I'm currently learning about LTL and CTL formulas and to get a better understanding I try to manually interpret the formulas over a given Kripke structure. Since I'm not 100% sure if my results are correct I would appreciate if anyone can verify them.

I showed on which states the given LTL formular hold.

Some LTL notation notes:

\$X\$ equals \$\bigcirc\$

\$G\$ equals \$\Box\$

\$F\$ equals \$\diamond\$

1. \$Fc = \{\}\$

My interpretation: \$Fc\$ means that on all paths \$c\$ holds sometimes the future.
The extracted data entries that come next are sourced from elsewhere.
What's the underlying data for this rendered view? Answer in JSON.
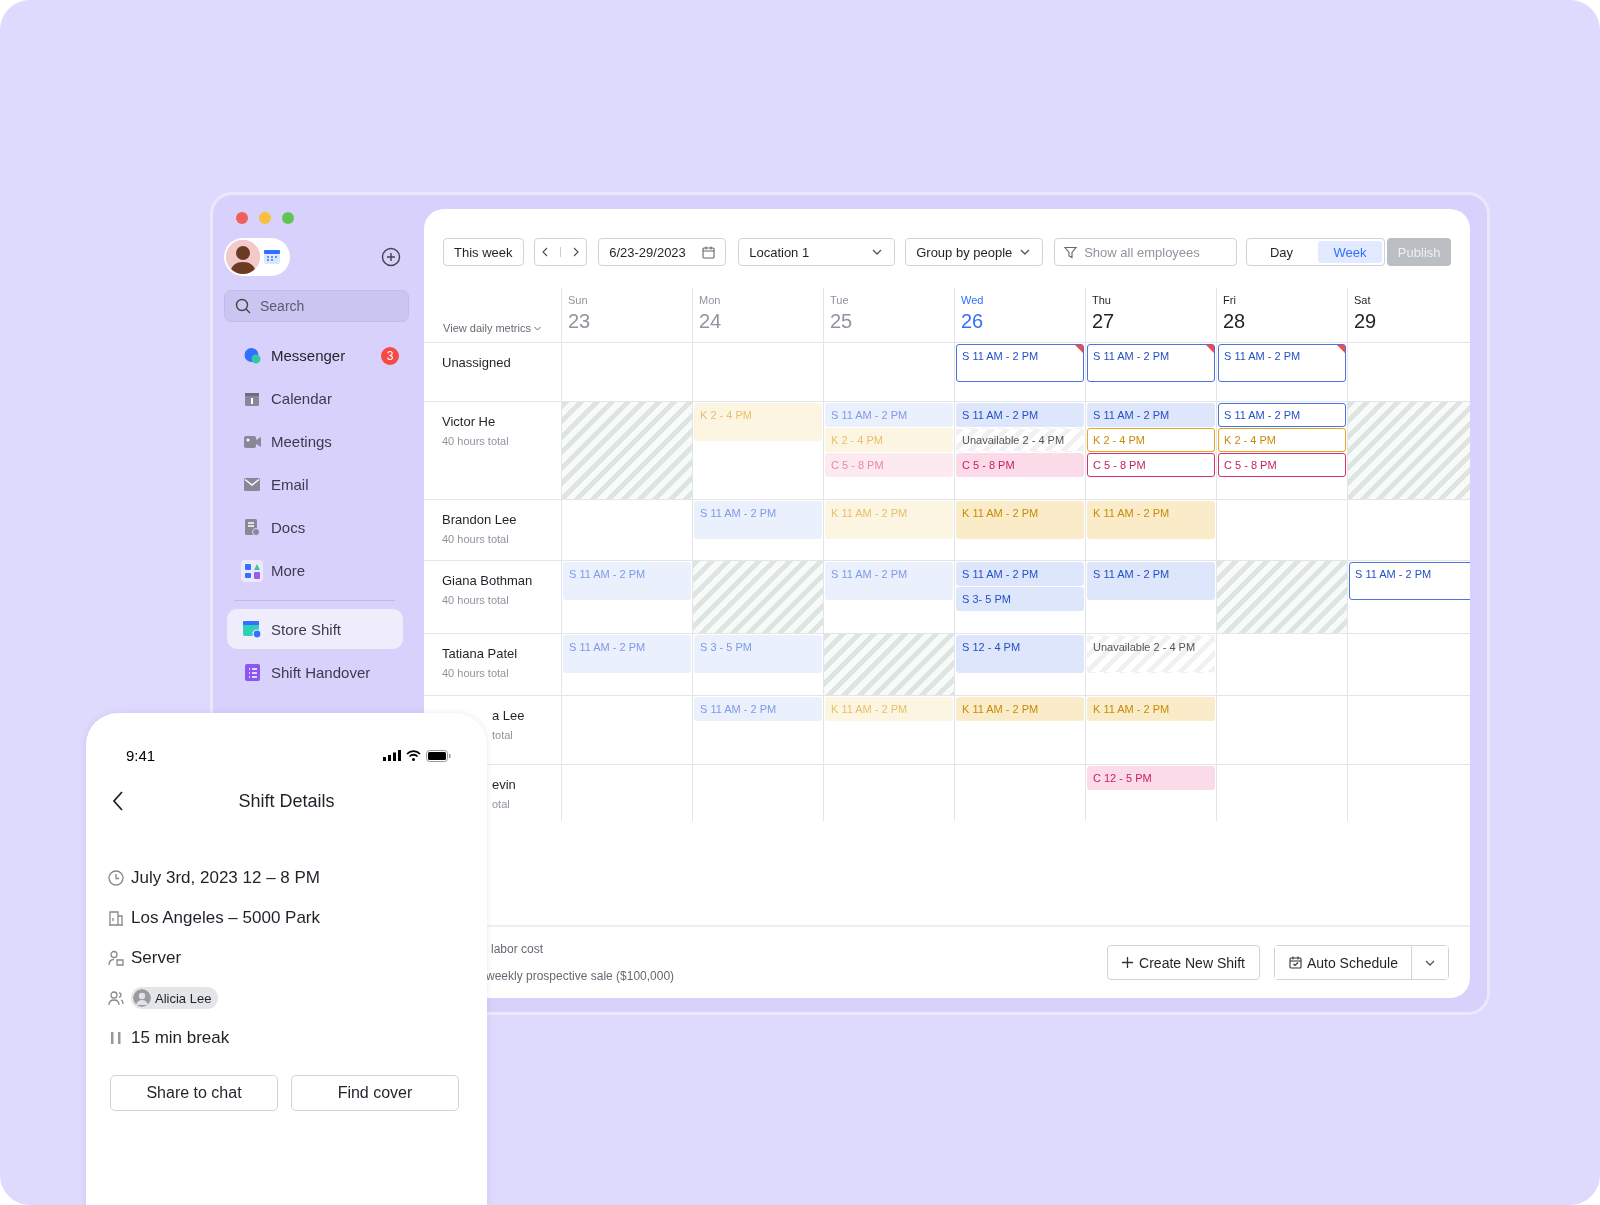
{
  "sidebar": {
    "search": {
      "placeholder": "Search"
    },
    "apps": [
      {
        "label": "Messenger",
        "selected": false,
        "badge": "3"
      },
      {
        "label": "Calendar",
        "selected": false
      },
      {
        "label": "Meetings",
        "selected": false
      },
      {
        "label": "Email",
        "selected": false
      },
      {
        "label": "Docs",
        "selected": false
      },
      {
        "label": "More",
        "selected": false
      }
    ],
    "workspace": [
      {
        "label": "Store Shift",
        "selected": true
      },
      {
        "label": "Shift Handover",
        "selected": false
      }
    ]
  },
  "toolbar": {
    "this_week": "This week",
    "date_range": "6/23-29/2023",
    "location": "Location 1",
    "group_by": "Group by people",
    "filter": {
      "placeholder": "Show all employees"
    },
    "views": [
      {
        "label": "Day",
        "selected": false
      },
      {
        "label": "Week",
        "selected": true
      }
    ],
    "publish": {
      "label": "Publish",
      "disabled": true
    }
  },
  "schedule": {
    "metrics_toggle": "View daily metrics",
    "days": [
      {
        "dow": "Sun",
        "date": "23",
        "past": true,
        "today": false
      },
      {
        "dow": "Mon",
        "date": "24",
        "past": true,
        "today": false
      },
      {
        "dow": "Tue",
        "date": "25",
        "past": true,
        "today": false
      },
      {
        "dow": "Wed",
        "date": "26",
        "past": false,
        "today": true
      },
      {
        "dow": "Thu",
        "date": "27",
        "past": false,
        "today": false
      },
      {
        "dow": "Fri",
        "date": "28",
        "past": false,
        "today": false
      },
      {
        "dow": "Sat",
        "date": "29",
        "past": false,
        "today": false
      }
    ],
    "rows": [
      {
        "name": "Unassigned",
        "partly_hidden": false,
        "cells": [
          {
            "hatched": false
          },
          {
            "hatched": false
          },
          {
            "hatched": false
          },
          {
            "hatched": false,
            "shifts": [
              {
                "label": "S 11 AM - 2 PM",
                "kind": "server",
                "draft": true,
                "flagged": true
              }
            ]
          },
          {
            "hatched": false,
            "shifts": [
              {
                "label": "S 11 AM - 2 PM",
                "kind": "server",
                "draft": true,
                "flagged": true
              }
            ]
          },
          {
            "hatched": false,
            "shifts": [
              {
                "label": "S 11 AM - 2 PM",
                "kind": "server",
                "draft": true,
                "flagged": true
              }
            ]
          },
          {
            "hatched": false
          }
        ]
      },
      {
        "name": "Victor He",
        "hours": "40 hours total",
        "partly_hidden": false,
        "cells": [
          {
            "hatched": true
          },
          {
            "hatched": false,
            "shifts": [
              {
                "label": "K 2 - 4 PM",
                "kind": "kitchen",
                "draft": false,
                "flagged": false
              }
            ]
          },
          {
            "hatched": false,
            "shifts": [
              {
                "label": "S 11 AM - 2 PM",
                "kind": "server",
                "draft": false,
                "flagged": false
              },
              {
                "label": "K 2 - 4 PM",
                "kind": "kitchen",
                "draft": false,
                "flagged": false
              },
              {
                "label": "C 5 - 8 PM",
                "kind": "cashier",
                "draft": false,
                "flagged": false
              }
            ]
          },
          {
            "hatched": false,
            "shifts": [
              {
                "label": "S 11 AM - 2 PM",
                "kind": "server",
                "draft": false,
                "flagged": false
              },
              {
                "label": "Unavailable 2 - 4 PM",
                "kind": "unavailable",
                "flagged": false
              },
              {
                "label": "C 5 - 8 PM",
                "kind": "cashier",
                "draft": false,
                "flagged": false
              }
            ]
          },
          {
            "hatched": false,
            "shifts": [
              {
                "label": "S 11 AM - 2 PM",
                "kind": "server",
                "draft": false,
                "flagged": false
              },
              {
                "label": "K 2 - 4 PM",
                "kind": "kitchen",
                "draft": true,
                "flagged": false
              },
              {
                "label": "C 5 - 8 PM",
                "kind": "cashier",
                "draft": true,
                "flagged": false
              }
            ]
          },
          {
            "hatched": false,
            "shifts": [
              {
                "label": "S 11 AM - 2 PM",
                "kind": "server",
                "draft": true,
                "flagged": false
              },
              {
                "label": "K 2 - 4 PM",
                "kind": "kitchen",
                "draft": true,
                "flagged": false
              },
              {
                "label": "C 5 - 8 PM",
                "kind": "cashier",
                "draft": true,
                "flagged": false
              }
            ]
          },
          {
            "hatched": true
          }
        ]
      },
      {
        "name": "Brandon Lee",
        "hours": "40 hours total",
        "partly_hidden": false,
        "cells": [
          {
            "hatched": false
          },
          {
            "hatched": false,
            "shifts": [
              {
                "label": "S 11 AM - 2 PM",
                "kind": "server",
                "draft": false,
                "flagged": false
              }
            ]
          },
          {
            "hatched": false,
            "shifts": [
              {
                "label": "K 11 AM - 2 PM",
                "kind": "kitchen",
                "draft": false,
                "flagged": false
              }
            ]
          },
          {
            "hatched": false,
            "shifts": [
              {
                "label": "K 11 AM - 2 PM",
                "kind": "kitchen",
                "draft": false,
                "flagged": false
              }
            ]
          },
          {
            "hatched": false,
            "shifts": [
              {
                "label": "K 11 AM - 2 PM",
                "kind": "kitchen",
                "draft": false,
                "flagged": false
              }
            ]
          },
          {
            "hatched": false
          },
          {
            "hatched": false
          }
        ]
      },
      {
        "name": "Giana Bothman",
        "hours": "40 hours total",
        "partly_hidden": false,
        "cells": [
          {
            "hatched": false,
            "shifts": [
              {
                "label": "S 11 AM - 2 PM",
                "kind": "server",
                "draft": false,
                "flagged": false
              }
            ]
          },
          {
            "hatched": true
          },
          {
            "hatched": false,
            "shifts": [
              {
                "label": "S 11 AM - 2 PM",
                "kind": "server",
                "draft": false,
                "flagged": false
              }
            ]
          },
          {
            "hatched": false,
            "shifts": [
              {
                "label": "S 11 AM - 2 PM",
                "kind": "server",
                "draft": false,
                "flagged": false
              },
              {
                "label": "S 3- 5 PM",
                "kind": "server",
                "draft": false,
                "flagged": false
              }
            ]
          },
          {
            "hatched": false,
            "shifts": [
              {
                "label": "S 11 AM - 2 PM",
                "kind": "server",
                "draft": false,
                "flagged": false
              }
            ]
          },
          {
            "hatched": true
          },
          {
            "hatched": false,
            "shifts": [
              {
                "label": "S 11 AM - 2 PM",
                "kind": "server",
                "draft": true,
                "flagged": false
              }
            ]
          }
        ]
      },
      {
        "name": "Tatiana Patel",
        "hours": "40 hours total",
        "partly_hidden": false,
        "cells": [
          {
            "hatched": false,
            "shifts": [
              {
                "label": "S 11 AM - 2 PM",
                "kind": "server",
                "draft": false,
                "flagged": false
              }
            ]
          },
          {
            "hatched": false,
            "shifts": [
              {
                "label": "S 3 - 5 PM",
                "kind": "server",
                "draft": false,
                "flagged": false
              }
            ]
          },
          {
            "hatched": true
          },
          {
            "hatched": false,
            "shifts": [
              {
                "label": "S 12 - 4 PM",
                "kind": "server",
                "draft": false,
                "flagged": false
              }
            ]
          },
          {
            "hatched": false,
            "shifts": [
              {
                "label": "Unavailable 2 - 4 PM",
                "kind": "unavailable",
                "flagged": false
              }
            ]
          },
          {
            "hatched": false
          },
          {
            "hatched": false
          }
        ]
      },
      {
        "name": "a Lee",
        "hours": "total",
        "partly_hidden": true,
        "cells": [
          {
            "hatched": false
          },
          {
            "hatched": false,
            "shifts": [
              {
                "label": "S 11 AM - 2 PM",
                "kind": "server",
                "draft": false,
                "flagged": false
              }
            ]
          },
          {
            "hatched": false,
            "shifts": [
              {
                "label": "K 11 AM - 2 PM",
                "kind": "kitchen",
                "draft": false,
                "flagged": false
              }
            ]
          },
          {
            "hatched": false,
            "shifts": [
              {
                "label": "K 11 AM - 2 PM",
                "kind": "kitchen",
                "draft": false,
                "flagged": false
              }
            ]
          },
          {
            "hatched": false,
            "shifts": [
              {
                "label": "K 11 AM - 2 PM",
                "kind": "kitchen",
                "draft": false,
                "flagged": false
              }
            ]
          },
          {
            "hatched": false
          },
          {
            "hatched": false
          }
        ]
      },
      {
        "name": "evin",
        "hours": "otal",
        "partly_hidden": true,
        "cells": [
          {
            "hatched": false
          },
          {
            "hatched": false
          },
          {
            "hatched": false
          },
          {
            "hatched": false
          },
          {
            "hatched": false,
            "shifts": [
              {
                "label": "C 12 - 5 PM",
                "kind": "cashier",
                "draft": false,
                "flagged": false
              }
            ]
          },
          {
            "hatched": false
          },
          {
            "hatched": false
          }
        ]
      }
    ]
  },
  "footer": {
    "metrics": [
      "labor cost",
      "weekly prospective sale ($100,000)"
    ],
    "create_button": "Create New Shift",
    "auto_schedule": "Auto Schedule"
  },
  "phone": {
    "time": "9:41",
    "title": "Shift Details",
    "details": [
      {
        "kind": "text",
        "text": "July 3rd, 2023 12 – 8 PM"
      },
      {
        "kind": "text",
        "text": "Los Angeles – 5000 Park"
      },
      {
        "kind": "text",
        "text": "Server"
      },
      {
        "kind": "person",
        "text": "Alicia Lee"
      },
      {
        "kind": "text",
        "text": "15 min break"
      }
    ],
    "buttons": [
      "Share to chat",
      "Find cover"
    ]
  }
}
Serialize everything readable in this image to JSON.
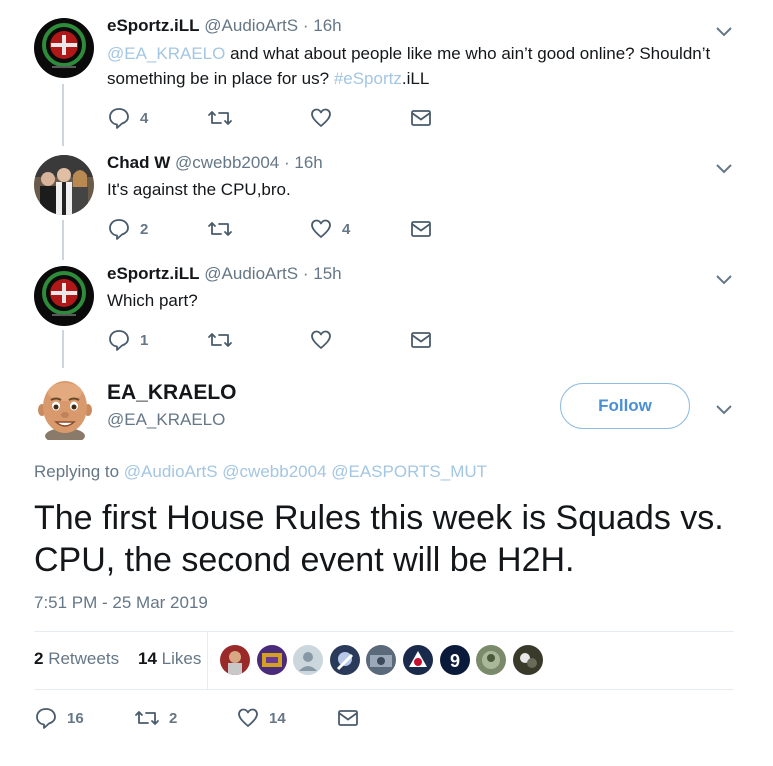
{
  "thread": [
    {
      "name": "eSportz.iLL",
      "handle": "@AudioArtS",
      "dot": "·",
      "time": "16h",
      "text_parts": {
        "mention": "@EA_KRAELO",
        "body": " and what about people like me  who ain’t good online? Shouldn’t something be in place for us? ",
        "hashtag": "#eSportz",
        "tail": ".iLL"
      },
      "reply_count": "4",
      "retweet_count": "",
      "like_count": "",
      "avatar_icon": "green-ring-logo-icon"
    },
    {
      "name": "Chad W",
      "handle": "@cwebb2004",
      "dot": "·",
      "time": "16h",
      "text": "It's against the CPU,bro.",
      "reply_count": "2",
      "retweet_count": "",
      "like_count": "4",
      "avatar_icon": "group-photo-icon"
    },
    {
      "name": "eSportz.iLL",
      "handle": "@AudioArtS",
      "dot": "·",
      "time": "15h",
      "text": "Which part?",
      "reply_count": "1",
      "retweet_count": "",
      "like_count": "",
      "avatar_icon": "green-ring-logo-icon"
    }
  ],
  "main": {
    "name": "EA_KRAELO",
    "handle": "@EA_KRAELO",
    "follow_label": "Follow",
    "replying_prefix": "Replying to ",
    "replying_mentions": "@AudioArtS @cwebb2004 @EASPORTS_MUT",
    "text": "The first House Rules this week is Squads vs. CPU, the second event will be H2H.",
    "timestamp": "7:51 PM - 25 Mar 2019",
    "retweets_count": "2",
    "retweets_label": "Retweets",
    "likes_count": "14",
    "likes_label": "Likes",
    "reply_count": "16",
    "retweet_count": "2",
    "like_count": "14",
    "avatar_icon": "memoji-avatar-icon"
  },
  "colors": {
    "text": "#14171a",
    "muted": "#657786",
    "link": "#a3c6e3",
    "accent": "#4a90d6",
    "border": "#e6ecf0"
  }
}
Since all paths come along \$t4\$ it doesn't hold for any state.

2. \$G(b \vee c) = \{\}\$

My interpretation: For all paths holds globally b or c.

3. \$G(Fb) = \{t0, t1, t2, t3, t4, t5, t6\}\$

My interpretation: For all paths holds globally that eventually b will be true.

4. \$G(b \Rightarrow (Xa \Rightarrow Xb)) = \{t0, t1, t2, t3, t4, t5, t6\}\$

My interpretation: Since \$Xa \Rightarrow Xb\$ is true for every state the implication \$b \Rightarrow (Xa \Rightarrow Xb)\$ must hold for all states too sinde \$? \Rightarrow true\$ is always true.

5. \$a U (b U c) = \{t1, t3, t4, t5\}\$

My interpretation: Following paths are valid: aaaaabbbc, bbbbc, c, ccc. Therefore the states \$t1, t3, t4, t5\$ are valid.

So can anybody confirm my results?

#### Answered By : Klaus Draeger

1. Note that "in the future" is not strict, i.e. \$Fb\$ is also satisfied whenever \$b\$ itself holds.
2. Looks fine to me.
3. Also ok, though I'm not sure if your interpretation would be very enlightening in a more complicated Kripke structure.
4. "\$Xa\Rightarrow Xb\$ is true for every state" is a CTL-ism. What you want to say is that for every state along every path, if \$a\$ holds in this state and \$b\$ holds in the next state, then \$a\$ also holds in the next state.Is this the case?
5. Here you want some finite number (possibly \$0\$) of \$a\$s, followed by some finite number (possibly \$0\$) of \$b\$s, followed by a \$c\$. Is this what you see along every path starting in the states you give?